/PRNewswire/ -- Arteriocyte, a leading biotechnology company with offices in Cleveland, Ohio and Hopkinton, Massachusetts announced today approval from the Food and Drug Administration (FDA) to initiate a Phase I clinical trial using its Magellan MAR01T technology in the treatment of Compartment Syndrome.
The FDA Investigational Device Exemption (IDE 15013) allows Arteriocyte and its clinical partners to initiate evaluation of concentrated marrow injections (using the Magellan MAR01T technology) to mitigate ischemic damage due to Compartment Syndrome in extremity trauma patients. This treatment has been developed in partnership with the United States Army Institute of Surgical Research (ISR) and San Antonio Military Medical Center (SAMMC) at Fort Sam Houston, and The Ohio State University as part of Arteriocyte's Cellular Therapies for Battlefield Wounds Program.
The Magellan system is an FDA 510(k) cleared medical device for the rapid production of platelet rich plasma from blood and bone marrow that can be applied to a surgical site as surgeons deem necessary for their clinical use requirements. Magellan MAR01T technology enables the rapid Operating Room based "closed system" concentration of aspirated bone marrow, yielding an injectable tissue rich in platelets, hematopoietic stem cells and mesenchymal stem cells in as little as fifteen minutes. The self contained Magellan unit provides critical ease-of-use and operator-independent consistency necessary for deployment in military medical operations. Arteriocyte has partnered with the U.S. Military to develop Magellan MAR01T in clinical use across three trauma platforms: Extremity Trauma, Burn Wounds and Infection Prevention. The company is already actively enrolling patients in a separate clinical trial for MAR01T treatment in Critical Limb Ischemia under an FDA approved Investigational Device Exemption (IDE-14522).
The current clinical protocol will evaluate the Magellan MAR01T technology's role in treating wounded warriors at risk for long-term complications due to Compartment Syndrome, an acute condition that results from a rapid build up of fluid pressure in soft tissue compartments following trauma or severe inflammatory events. The elevated pressure collapses the blood vessels that perfuse muscle and bone, which can result in permanent tissue death, disability and amputation of the affected limb.

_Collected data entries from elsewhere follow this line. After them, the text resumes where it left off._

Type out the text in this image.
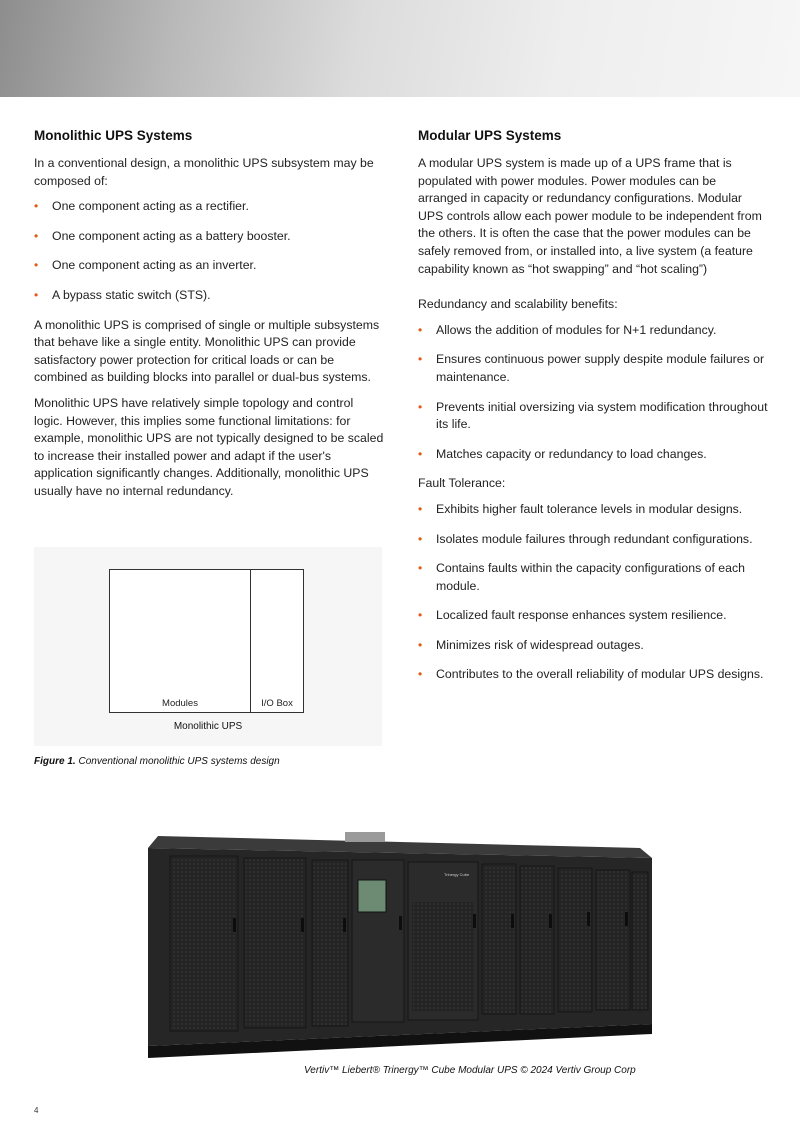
Monolithic UPS Systems

In a conventional design, a monolithic UPS subsystem may be composed of:

• One component acting as a rectifier.
• One component acting as a battery booster.
• One component acting as an inverter.
• A bypass static switch (STS).

A monolithic UPS is comprised of single or multiple subsystems that behave like a single entity. Monolithic UPS can provide satisfactory power protection for critical loads or can be combined as building blocks into parallel or dual-bus systems.

Monolithic UPS have relatively simple topology and control logic. However, this implies some functional limitations: for example, monolithic UPS are not typically designed to be scaled to increase their installed power and adapt if the user's application significantly changes. Additionally, monolithic UPS usually have no internal redundancy.

Modular UPS Systems

A modular UPS system is made up of a UPS frame that is populated with power modules. Power modules can be arranged in capacity or redundancy configurations. Modular UPS controls allow each power module to be independent from the others. It is often the case that the power modules can be safely removed from, or installed into, a live system (a feature capability known as “hot swapping” and “hot scaling”)

Redundancy and scalability benefits:

• Allows the addition of modules for N+1 redundancy.
• Ensures continuous power supply despite module failures or maintenance.
• Prevents initial oversizing via system modification throughout its life.
• Matches capacity or redundancy to load changes.

Fault Tolerance:

• Exhibits higher fault tolerance levels in modular designs.
• Isolates module failures through redundant configurations.
• Contains faults within the capacity configurations of each module.
• Localized fault response enhances system resilience.
• Minimizes risk of widespread outages.
• Contributes to the overall reliability of modular UPS designs.
Modules	I/O Box
Monolithic UPS
Figure 1. Conventional monolithic UPS systems design
Trinergy Cube
Vertiv™ Liebert® Trinergy™ Cube Modular UPS © 2024 Vertiv Group Corp
4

"We've been thrilled to partner with Arteriocyte in development of point-of-care cellular therapies," said Joseph Wenke, PhD, Manager of ISR's Extremity Trauma and Regenerative Medicine Task Area and the Orthopaedic Extremity Trauma Research Program. "This program is another example of the Institute for Surgical Research's efforts to improve stabilization, retention and readiness for thousands of our Wounded Warriors. We're pleased that Arteriocyte is ready to take this treatment into the clinic."
Retired Army Col., Dr. John Kragh, Orthopaedic Surgeon and researcher at the ISR, and Arteriocyte's Program Officer added, "Compartment Syndrome and the associated complications are a major challenge in Combat Casualty Care, resulting in elevated rates of amputations. This treatment represents an important potential tool to improve success of limb salvage for these patients."
Enrollment into the Compartment Syndrome clinical trial is anticipated to commence immediately following final approval by the Army's Human Research Protections Office. The study will be performed at The Ohio State University Wexner Medical Center, led by Dr. Jason Calhoun, Chair, Department of Orthopaedics, and Frank J. Kloenne, Chair in Orthopaedic Surgery.
Arteriocyte CEO Don Brown said, "We consider it our responsibility to help focus on improving care delivery for our men and women in uniform. During the past five years, we have worked hard to make Arteriocyte's technologies available to those men and women who serve our country. We continue to be humbled by the extraordinary vision and commitment of our partners at ISR and SAMMC to develop and deliver the best care possible for our combat wounded soldiers."